Once an LNP trigger is activated at an SSP, the SSP pauses the call that activated the trigger, and sends a call processing message to an SCP. The SCP accesses a LNP database that includes information associating ported telephone numbers to Location Routing Numbers (LRNs). Each LRN normally corresponds to a telephone switch, e.g., a competitor's switch, which is responsible for servicing one or more ported calls. Accordingly, the LRN is the number that identifies the SSP to which the called telephone number is ported. While one LRN is associated with each ported telephone number, normally, several ported telephone numbers are associated with the same LRN.
In response to an LNP trigger being activated the SCP obtains from an LNP database the LRN corresponding to the ported number which activated the LNP trigger. The retrieved LRN is placed in the called party field, and the actual called telephone number is placed in a spare field of a call completion message sent by the SCP to the SSP. This call processing data is returned to the SSP, where call processing is resumed. The SSP looks in the called party field and routes the call to the SSP identified by the LRN in the called party field, i.e., the SSP to which the telephone number was ported.
When an SSP receives a call directed to its LRN it extracts the actual called party number from the spare field and then proceeds to process the call using the extracted called party number. In this manner, using the actual telephone number, the call is completed to the called party by the second, e.g., competitors, SSP. This is not correct.
From the above discussion, it is clear that AIN functionality has been used to provide a wide range of services such as call forwarding and call screening. It has even been used to support competition between local telephone service providers. The transition to VOIP is particularly challenging since such functionality may not fully exist in VOIP networks.

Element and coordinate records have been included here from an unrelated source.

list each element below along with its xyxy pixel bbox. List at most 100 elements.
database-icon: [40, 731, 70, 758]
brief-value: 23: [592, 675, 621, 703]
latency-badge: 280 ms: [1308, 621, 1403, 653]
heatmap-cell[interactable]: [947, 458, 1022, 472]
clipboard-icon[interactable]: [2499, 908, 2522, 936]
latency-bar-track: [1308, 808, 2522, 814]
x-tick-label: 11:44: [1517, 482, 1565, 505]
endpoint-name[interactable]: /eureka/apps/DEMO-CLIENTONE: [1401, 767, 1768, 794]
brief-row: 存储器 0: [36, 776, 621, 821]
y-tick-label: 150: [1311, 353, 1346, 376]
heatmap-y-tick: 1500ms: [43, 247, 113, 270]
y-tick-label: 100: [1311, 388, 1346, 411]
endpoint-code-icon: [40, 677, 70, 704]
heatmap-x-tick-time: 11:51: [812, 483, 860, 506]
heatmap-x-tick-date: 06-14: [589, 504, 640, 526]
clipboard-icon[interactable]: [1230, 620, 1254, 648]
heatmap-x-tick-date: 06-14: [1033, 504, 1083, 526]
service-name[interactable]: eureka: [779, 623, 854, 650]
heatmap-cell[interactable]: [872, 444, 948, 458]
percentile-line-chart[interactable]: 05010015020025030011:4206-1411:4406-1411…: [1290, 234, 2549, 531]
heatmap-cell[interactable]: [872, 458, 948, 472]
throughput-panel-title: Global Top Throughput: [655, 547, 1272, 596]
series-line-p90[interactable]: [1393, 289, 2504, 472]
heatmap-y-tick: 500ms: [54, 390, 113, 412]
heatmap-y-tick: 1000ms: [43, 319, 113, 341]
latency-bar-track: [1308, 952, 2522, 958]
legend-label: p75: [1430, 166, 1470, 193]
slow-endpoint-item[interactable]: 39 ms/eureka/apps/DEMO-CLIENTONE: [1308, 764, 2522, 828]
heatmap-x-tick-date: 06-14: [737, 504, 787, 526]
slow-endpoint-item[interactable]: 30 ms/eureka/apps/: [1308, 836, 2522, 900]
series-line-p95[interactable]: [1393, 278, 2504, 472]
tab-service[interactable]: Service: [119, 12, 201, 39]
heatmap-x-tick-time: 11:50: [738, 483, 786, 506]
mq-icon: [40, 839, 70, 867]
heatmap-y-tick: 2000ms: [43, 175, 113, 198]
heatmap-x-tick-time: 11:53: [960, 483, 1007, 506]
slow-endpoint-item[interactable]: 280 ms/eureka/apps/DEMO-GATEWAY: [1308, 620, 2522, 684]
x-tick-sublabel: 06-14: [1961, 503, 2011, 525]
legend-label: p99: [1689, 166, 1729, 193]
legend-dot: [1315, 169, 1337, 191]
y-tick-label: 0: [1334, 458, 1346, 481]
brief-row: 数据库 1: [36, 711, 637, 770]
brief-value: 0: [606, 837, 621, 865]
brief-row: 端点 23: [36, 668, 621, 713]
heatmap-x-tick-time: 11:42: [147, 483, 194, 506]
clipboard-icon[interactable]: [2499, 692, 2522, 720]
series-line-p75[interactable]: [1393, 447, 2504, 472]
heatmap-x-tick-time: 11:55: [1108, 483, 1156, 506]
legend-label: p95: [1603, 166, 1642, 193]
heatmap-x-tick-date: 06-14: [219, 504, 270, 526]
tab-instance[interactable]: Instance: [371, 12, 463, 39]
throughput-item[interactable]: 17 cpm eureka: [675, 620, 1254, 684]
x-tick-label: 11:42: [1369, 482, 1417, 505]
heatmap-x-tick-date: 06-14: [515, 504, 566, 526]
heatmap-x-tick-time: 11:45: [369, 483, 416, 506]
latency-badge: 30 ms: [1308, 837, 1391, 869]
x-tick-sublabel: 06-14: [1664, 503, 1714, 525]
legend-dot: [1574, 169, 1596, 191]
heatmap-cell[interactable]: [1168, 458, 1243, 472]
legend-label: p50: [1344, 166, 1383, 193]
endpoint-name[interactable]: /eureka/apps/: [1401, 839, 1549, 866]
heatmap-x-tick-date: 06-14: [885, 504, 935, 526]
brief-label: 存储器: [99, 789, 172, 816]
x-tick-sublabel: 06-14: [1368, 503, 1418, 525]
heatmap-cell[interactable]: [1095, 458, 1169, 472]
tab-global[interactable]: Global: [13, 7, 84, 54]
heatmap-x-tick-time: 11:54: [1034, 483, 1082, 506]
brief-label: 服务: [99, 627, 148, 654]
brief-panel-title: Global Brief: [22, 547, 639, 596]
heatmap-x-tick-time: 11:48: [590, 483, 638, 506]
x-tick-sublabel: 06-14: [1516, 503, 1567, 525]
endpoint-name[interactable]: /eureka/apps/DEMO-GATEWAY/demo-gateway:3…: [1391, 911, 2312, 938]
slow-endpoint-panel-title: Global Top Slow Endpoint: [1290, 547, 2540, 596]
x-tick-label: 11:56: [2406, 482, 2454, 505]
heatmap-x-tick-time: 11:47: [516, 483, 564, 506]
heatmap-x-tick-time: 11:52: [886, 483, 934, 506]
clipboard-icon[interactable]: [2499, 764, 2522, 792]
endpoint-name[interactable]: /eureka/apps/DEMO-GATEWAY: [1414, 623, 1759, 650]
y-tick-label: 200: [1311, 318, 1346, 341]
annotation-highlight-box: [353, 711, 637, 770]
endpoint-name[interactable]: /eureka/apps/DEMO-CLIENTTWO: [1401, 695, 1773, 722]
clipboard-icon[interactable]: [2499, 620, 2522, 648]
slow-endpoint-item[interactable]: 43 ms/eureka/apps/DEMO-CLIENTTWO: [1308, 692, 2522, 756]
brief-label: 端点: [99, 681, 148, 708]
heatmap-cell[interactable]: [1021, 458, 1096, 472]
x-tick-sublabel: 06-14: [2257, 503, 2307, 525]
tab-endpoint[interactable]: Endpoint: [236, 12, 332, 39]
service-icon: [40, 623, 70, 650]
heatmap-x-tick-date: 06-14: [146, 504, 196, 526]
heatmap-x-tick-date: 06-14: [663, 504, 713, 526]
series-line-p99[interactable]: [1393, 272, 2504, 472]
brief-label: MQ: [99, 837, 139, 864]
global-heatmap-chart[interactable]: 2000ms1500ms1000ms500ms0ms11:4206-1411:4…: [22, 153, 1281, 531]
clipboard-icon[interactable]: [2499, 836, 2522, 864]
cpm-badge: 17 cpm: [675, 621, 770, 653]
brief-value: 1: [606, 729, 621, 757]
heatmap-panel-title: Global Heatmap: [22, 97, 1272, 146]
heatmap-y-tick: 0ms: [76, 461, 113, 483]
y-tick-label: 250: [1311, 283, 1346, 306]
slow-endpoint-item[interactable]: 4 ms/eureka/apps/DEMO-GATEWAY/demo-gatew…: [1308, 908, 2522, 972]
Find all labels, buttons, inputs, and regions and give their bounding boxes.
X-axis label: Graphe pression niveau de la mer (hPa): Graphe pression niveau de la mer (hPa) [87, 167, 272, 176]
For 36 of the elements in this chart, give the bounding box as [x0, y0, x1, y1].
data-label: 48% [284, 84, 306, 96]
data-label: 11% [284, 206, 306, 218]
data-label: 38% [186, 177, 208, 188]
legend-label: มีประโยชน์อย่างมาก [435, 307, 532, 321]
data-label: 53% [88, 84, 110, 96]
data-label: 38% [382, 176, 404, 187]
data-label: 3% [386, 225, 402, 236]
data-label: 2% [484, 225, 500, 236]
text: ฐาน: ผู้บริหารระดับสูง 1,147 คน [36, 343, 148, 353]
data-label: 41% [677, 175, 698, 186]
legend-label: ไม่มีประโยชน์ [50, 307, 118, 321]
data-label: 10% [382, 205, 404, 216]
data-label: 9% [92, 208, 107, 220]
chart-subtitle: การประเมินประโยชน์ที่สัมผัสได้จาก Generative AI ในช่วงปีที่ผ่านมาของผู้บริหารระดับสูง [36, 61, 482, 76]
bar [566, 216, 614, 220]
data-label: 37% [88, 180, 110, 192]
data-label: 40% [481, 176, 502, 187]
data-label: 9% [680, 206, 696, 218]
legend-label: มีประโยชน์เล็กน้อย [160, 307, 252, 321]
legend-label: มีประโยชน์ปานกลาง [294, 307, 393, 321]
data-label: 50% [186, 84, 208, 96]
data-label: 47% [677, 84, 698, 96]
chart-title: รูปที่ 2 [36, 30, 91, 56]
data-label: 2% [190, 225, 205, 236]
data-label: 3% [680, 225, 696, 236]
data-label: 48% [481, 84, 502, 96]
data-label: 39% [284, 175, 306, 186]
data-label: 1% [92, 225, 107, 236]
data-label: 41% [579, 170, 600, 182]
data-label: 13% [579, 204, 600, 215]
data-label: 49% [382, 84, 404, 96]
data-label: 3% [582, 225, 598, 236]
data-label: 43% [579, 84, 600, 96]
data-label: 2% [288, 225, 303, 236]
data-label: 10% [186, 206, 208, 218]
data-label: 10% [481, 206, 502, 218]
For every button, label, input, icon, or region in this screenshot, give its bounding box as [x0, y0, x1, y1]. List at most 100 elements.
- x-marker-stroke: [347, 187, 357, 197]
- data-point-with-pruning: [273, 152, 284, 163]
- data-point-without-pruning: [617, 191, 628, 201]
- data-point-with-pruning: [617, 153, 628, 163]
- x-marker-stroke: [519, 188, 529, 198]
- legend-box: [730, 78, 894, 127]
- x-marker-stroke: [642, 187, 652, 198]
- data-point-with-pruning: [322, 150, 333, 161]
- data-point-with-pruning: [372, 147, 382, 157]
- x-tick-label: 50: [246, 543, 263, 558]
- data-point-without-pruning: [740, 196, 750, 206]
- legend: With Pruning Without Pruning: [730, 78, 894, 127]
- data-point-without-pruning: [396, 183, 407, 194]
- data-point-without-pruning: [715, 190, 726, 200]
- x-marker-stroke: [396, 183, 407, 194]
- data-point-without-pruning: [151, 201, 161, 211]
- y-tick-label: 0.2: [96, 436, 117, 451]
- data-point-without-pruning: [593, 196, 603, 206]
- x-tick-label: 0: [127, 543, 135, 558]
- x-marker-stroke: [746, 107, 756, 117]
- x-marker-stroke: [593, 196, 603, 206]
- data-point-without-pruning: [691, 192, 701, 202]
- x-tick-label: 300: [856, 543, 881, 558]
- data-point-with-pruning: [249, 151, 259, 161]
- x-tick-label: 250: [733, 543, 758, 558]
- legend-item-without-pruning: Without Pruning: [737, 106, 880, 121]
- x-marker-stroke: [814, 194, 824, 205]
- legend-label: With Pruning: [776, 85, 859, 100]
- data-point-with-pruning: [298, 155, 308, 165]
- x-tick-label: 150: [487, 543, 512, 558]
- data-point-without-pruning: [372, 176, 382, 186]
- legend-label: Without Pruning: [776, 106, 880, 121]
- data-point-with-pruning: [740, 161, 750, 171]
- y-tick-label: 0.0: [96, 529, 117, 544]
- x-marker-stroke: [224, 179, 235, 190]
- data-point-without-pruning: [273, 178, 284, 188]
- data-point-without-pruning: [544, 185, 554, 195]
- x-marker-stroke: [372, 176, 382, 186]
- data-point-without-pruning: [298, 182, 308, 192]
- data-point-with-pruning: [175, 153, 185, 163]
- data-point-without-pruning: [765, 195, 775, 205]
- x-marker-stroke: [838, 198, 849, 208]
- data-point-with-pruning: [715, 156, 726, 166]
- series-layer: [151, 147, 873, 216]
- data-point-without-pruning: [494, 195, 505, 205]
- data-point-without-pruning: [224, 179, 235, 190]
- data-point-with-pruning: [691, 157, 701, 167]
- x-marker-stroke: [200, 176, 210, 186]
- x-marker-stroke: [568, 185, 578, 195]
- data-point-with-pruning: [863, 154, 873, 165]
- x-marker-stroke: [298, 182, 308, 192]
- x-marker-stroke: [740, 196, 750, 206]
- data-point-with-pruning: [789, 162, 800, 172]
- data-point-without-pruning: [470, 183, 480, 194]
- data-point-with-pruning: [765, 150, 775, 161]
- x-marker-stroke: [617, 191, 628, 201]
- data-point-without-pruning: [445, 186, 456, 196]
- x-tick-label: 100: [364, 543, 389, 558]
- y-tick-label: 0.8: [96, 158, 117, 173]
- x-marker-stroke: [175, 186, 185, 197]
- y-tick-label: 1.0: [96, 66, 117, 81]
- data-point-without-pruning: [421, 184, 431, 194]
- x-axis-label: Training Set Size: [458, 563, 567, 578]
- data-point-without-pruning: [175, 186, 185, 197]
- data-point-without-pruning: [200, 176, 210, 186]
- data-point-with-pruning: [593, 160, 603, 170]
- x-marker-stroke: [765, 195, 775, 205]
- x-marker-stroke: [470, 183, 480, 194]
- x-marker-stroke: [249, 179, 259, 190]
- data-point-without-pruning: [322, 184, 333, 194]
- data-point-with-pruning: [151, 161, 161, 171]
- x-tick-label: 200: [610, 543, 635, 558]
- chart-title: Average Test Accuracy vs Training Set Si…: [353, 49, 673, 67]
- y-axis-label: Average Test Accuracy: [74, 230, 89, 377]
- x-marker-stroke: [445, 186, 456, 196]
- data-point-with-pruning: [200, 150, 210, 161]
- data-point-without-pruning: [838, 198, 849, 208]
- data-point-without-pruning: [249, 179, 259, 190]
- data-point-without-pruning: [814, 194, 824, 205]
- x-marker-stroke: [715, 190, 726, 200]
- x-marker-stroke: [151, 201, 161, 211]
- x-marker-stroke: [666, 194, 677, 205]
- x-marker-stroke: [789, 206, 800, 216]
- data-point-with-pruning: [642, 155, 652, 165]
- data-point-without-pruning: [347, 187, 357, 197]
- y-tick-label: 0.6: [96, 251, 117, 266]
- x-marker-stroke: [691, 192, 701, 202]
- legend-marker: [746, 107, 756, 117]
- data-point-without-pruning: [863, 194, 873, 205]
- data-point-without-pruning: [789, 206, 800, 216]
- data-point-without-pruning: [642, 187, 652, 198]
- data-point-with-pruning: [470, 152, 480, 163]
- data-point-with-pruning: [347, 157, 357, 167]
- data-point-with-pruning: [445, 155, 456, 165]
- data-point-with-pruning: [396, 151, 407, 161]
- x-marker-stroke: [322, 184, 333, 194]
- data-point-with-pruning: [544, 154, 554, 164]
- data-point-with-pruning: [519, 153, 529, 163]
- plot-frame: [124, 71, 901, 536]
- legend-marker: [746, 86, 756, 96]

In view of the above discussion, it is apparent that there is a need for methods of effectively moving voice and/or data from a PSTN environment to and from a VOIP environment. It is desirable that these methods be transparent or relatively transparent to the end user, e.g., customers should be able to receive their current telephone services regardless of being moved to or from a VOIP environment. In addition, the method should allow for gradual transition from the PSTN to a VOIP network.